Glasses - The ills of life

Glasses - "The ills of life"
chronique Glasses - The ills of life

Sorti chez Vendetta Records l'an passé, je n'ai entendu parler de ce The Ills of life qu'il y a quelques mois seulement ; et c'est bien dommage !

Composé de membres de Perth Express,Trainwreck ou encore 244 GL, Glasses vient donc d'Allemagne et a la particularité d'avoir une voix féminine au micro.

 

Une fois n'est pas coutume, j'ai envie de démarrer ma chronique en vous parlant de l'artwork de ce 12". Car non seulement il est joli (suffit de voir le visuel ci-contre pour apprécier), mais également bien foutu : pensez à un livret CD mais en taille X3, collé en façade du cartonnage qui contient le vinyle. Idée sympathique.

 

Je disais donc, le groupe a non pas un frontman, mais une frontgirl. Enfin bon, il vaut mieux le savoir à l'avance, car on ne s'en rend pas vraiment compte à l'écoute ! Elle hurle constamment, et sa voix est sufisamment grave pour ne même pas se poser la question.

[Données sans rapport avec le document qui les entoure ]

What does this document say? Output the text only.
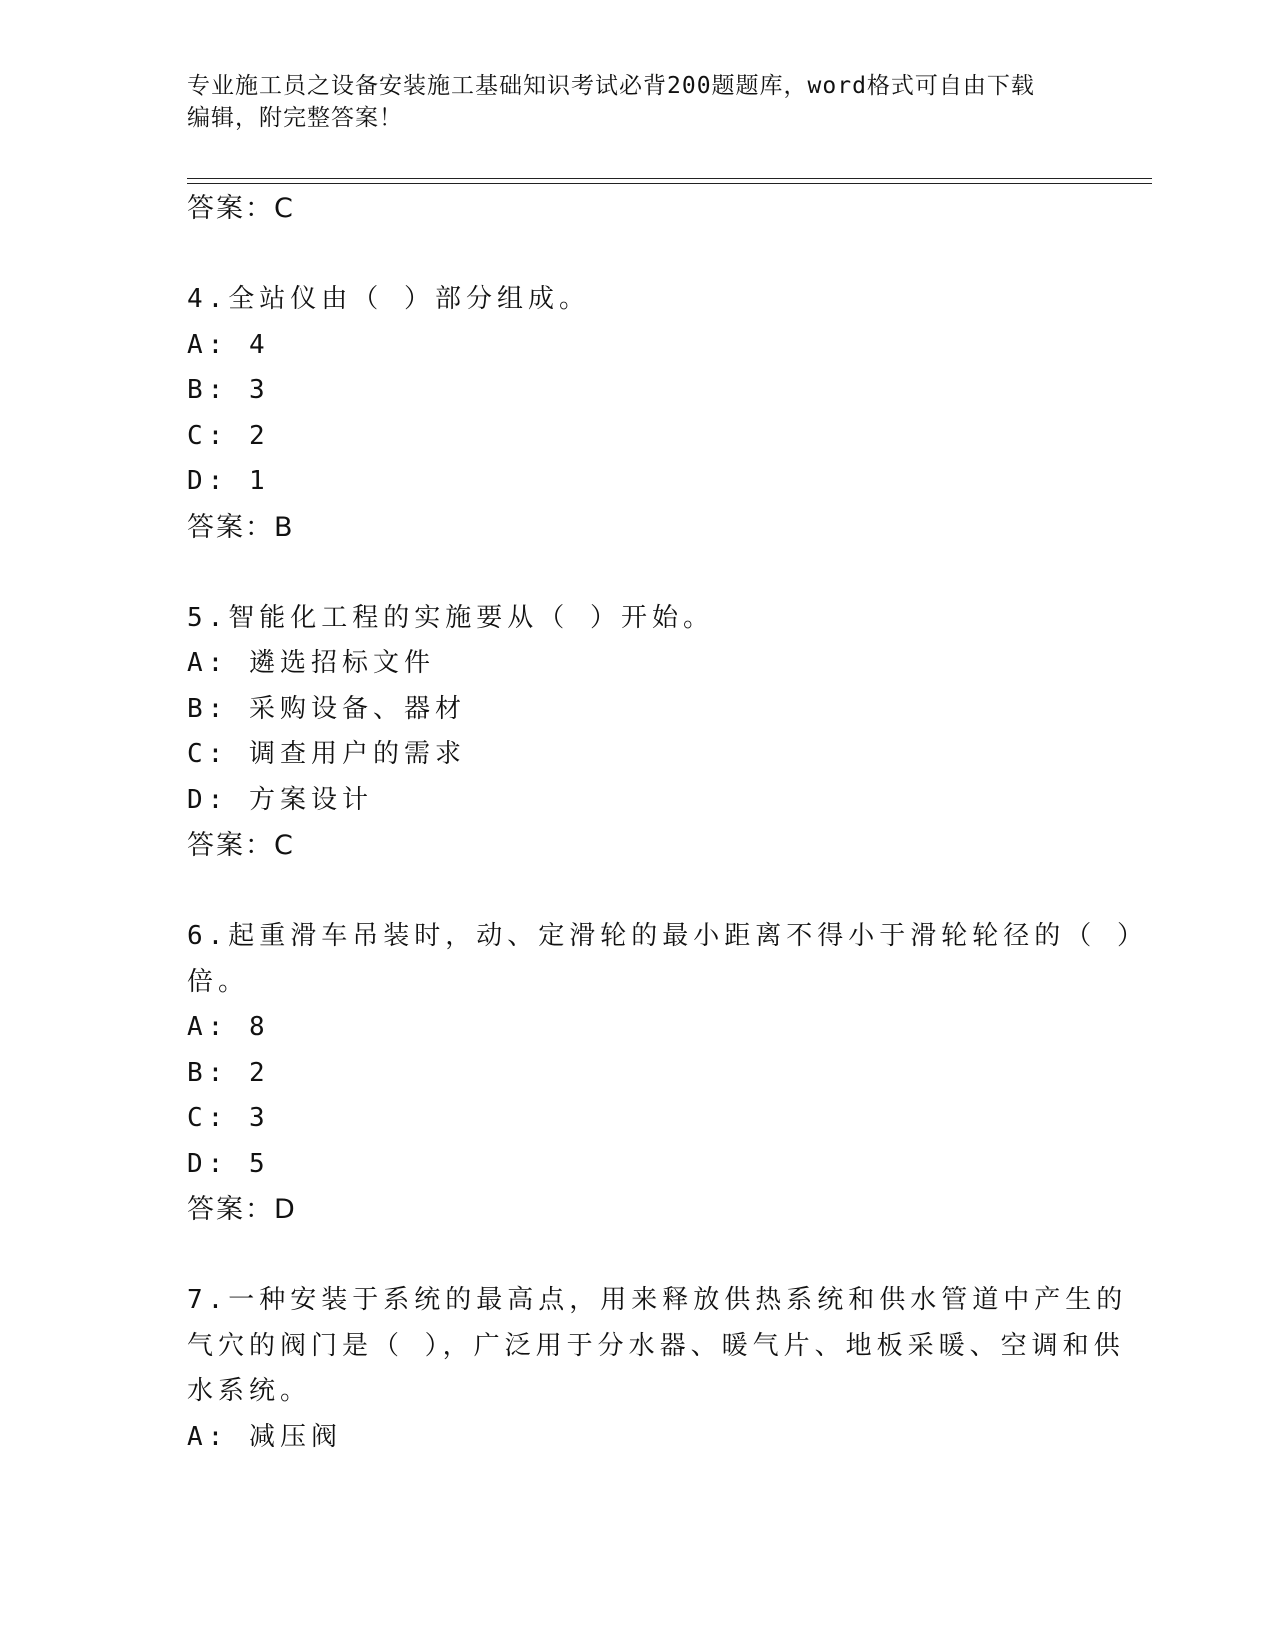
专业施工员之设备安装施工基础知识考试必背200题题库，word格式可自由下载
编辑，附完整答案！
答案：C
4.全站仪由（ ）部分组成。
A: 4
B: 3
C: 2
D: 1
答案：B
5.智能化工程的实施要从（ ）开始。
A: 遴选招标文件
B: 采购设备、器材
C: 调查用户的需求
D: 方案设计
答案：C
6.起重滑车吊装时，动、定滑轮的最小距离不得小于滑轮轮径的（ ）
倍。
A: 8
B: 2
C: 3
D: 5
答案：D
7.一种安装于系统的最高点，用来释放供热系统和供水管道中产生的
气穴的阀门是（ ），广泛用于分水器、暖气片、地板采暖、空调和供
水系统。
A: 减压阀
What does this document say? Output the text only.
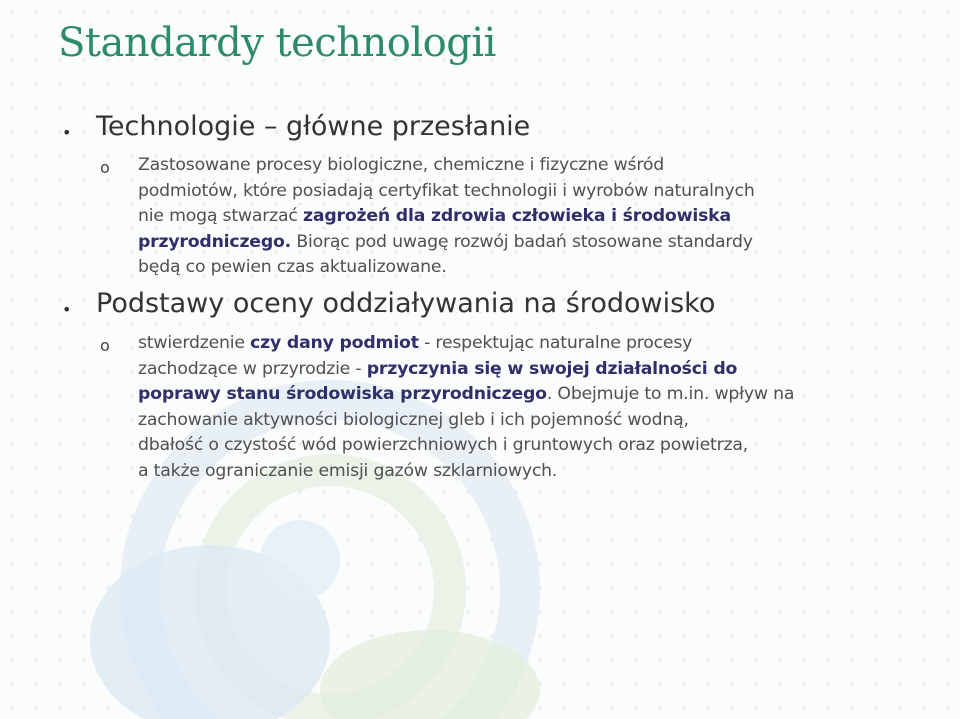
Standardy technologii
• Technologie – główne przesłanie
o Zastosowane procesy biologiczne, chemiczne i fizyczne wśród
podmiotów, które posiadają certyfikat technologii i wyrobów naturalnych
nie mogą stwarzać zagrożeń dla zdrowia człowieka i środowiska
przyrodniczego. Biorąc pod uwagę rozwój badań stosowane standardy
będą co pewien czas aktualizowane.
• Podstawy oceny oddziaływania na środowisko
o stwierdzenie czy dany podmiot - respektując naturalne procesy
zachodzące w przyrodzie - przyczynia się w swojej działalności do
poprawy stanu środowiska przyrodniczego. Obejmuje to m.in. wpływ na
zachowanie aktywności biologicznej gleb i ich pojemność wodną,
dbałość o czystość wód powierzchniowych i gruntowych oraz powietrza,
a także ograniczanie emisji gazów szklarniowych.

Musicalement, Glasses nous percute en pleine face avec un hardcore bien violent, mais aussi sauvagement rock n'roll. Dès les riffs de "Your Pickles Taste Better Than Mine", on sait que l'on va douiller, mais que c'est bon ! Les plans de guitares sont bien pensés, et loin d'être monotones, en alternant riffs puissants et arpèges qui semblent couler de source.

 

Energique, c'est le mot. Si l'on excepte "Mt. Ashtray" qui cloture la face A, on reste dans un hardcore sauvage la plupart du temps. Et avec les guitares et la voix qui prennent le dessus, on ne fait pas forcément attention à la batterie, qui essaie tant bien que mal de suivre tout ce débordement d'énergie ! On retrouve même une intro quasi similaire sur "Your Pickles Taste Better Than Mine" et "Fullthrottle", seuls les riffs diffèrent. Pas d'énorme originalité rythmiquement parlant donc ; mais ce n'est pas ce que l'on recherche ici.

Et attention, ne pensez-pas que le disque est monotone : on a tout de même le droit à certaines variations, je pense à ce passage aux riffs de gratte entêtants de "vertigo" qui apportent un côté rock non négligeable par exemple. Mais bon, ne comptez pas avoir une once de mélodie dans la voix pour égayer tout ça : tout est hurlé du début à la fin.

 

Et cerise sur le gateau : le dernier titre, "untitled", est en fait une reprise de "Milk it" de Nirvana, sauce Glasses. Une (bonne) surprise qui ne fait que conforter mon avis sur ce disque. Ça envoie.